Limitations include the assignment of PM2.5 data to study participants at a coarse geographic scale, at the level of the MSA of residence at enrollment, rather than at the individual- or household-level.
Previous research in the CPS-II examining mortality health effects at the intraurban scale in Los Angeles, California, revealed relative risk estimates approximately threefold greater than those estimated using between-city contrasts (47).
There was also limited historical PM2.5 monitoring data, with widespread systematic PM2.5 monitoring occurring only in the late 1990s, nearly two decades after cohort enrollment.

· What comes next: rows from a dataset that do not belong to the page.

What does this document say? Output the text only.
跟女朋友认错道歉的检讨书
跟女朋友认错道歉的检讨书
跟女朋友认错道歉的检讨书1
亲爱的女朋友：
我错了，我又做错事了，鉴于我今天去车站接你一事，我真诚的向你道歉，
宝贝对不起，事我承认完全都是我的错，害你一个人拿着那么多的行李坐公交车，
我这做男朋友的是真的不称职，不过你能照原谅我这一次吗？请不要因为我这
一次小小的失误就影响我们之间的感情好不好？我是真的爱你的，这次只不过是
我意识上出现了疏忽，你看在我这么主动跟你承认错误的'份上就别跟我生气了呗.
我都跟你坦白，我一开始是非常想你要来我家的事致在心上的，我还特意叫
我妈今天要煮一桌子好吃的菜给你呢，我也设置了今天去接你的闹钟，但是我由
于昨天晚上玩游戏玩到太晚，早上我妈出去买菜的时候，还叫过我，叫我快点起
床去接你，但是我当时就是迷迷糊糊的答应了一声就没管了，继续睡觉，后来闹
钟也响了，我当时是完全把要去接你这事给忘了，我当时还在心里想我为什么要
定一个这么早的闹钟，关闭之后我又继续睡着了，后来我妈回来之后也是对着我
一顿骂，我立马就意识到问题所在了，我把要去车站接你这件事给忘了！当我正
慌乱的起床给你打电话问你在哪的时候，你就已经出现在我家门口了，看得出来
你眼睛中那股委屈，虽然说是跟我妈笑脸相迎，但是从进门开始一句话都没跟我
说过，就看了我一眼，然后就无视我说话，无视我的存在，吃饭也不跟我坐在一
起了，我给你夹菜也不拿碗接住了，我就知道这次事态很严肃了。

Air pollution exposures experienced over an extended historical time period are likely more relevant to the etiology of lung cancer than air pollution exposures experienced in the more recent past (7, 29).
Although PM2.5 concentrations have declined in recent decades, with an approximate in 33% decline in mean PM2.5 concentrations observed from 1979–1983 to 1999–2000 in the 53 MSAs with data available on both time periods, PM2.5 data from both historical monitoring time periods were strongly correlated (r >0.7) and the relative ranking of MSAs in terms of PM2.5 concentrations was generally retained over time.
Similar findings for lung cancer mortality were also observed using either PM2.5 (1979–1983) or PM2.5 (1999–2000) among participants residing in one of the 53 MSAs common to both measures (fully adjusted HR per each 10 μg/m3 PM2.5 [1979–1983] = 1.16, 95% CI 0.99–1.35; PM2.5 [1999–2000] = 1.15, 95% CI 0.89–1.48).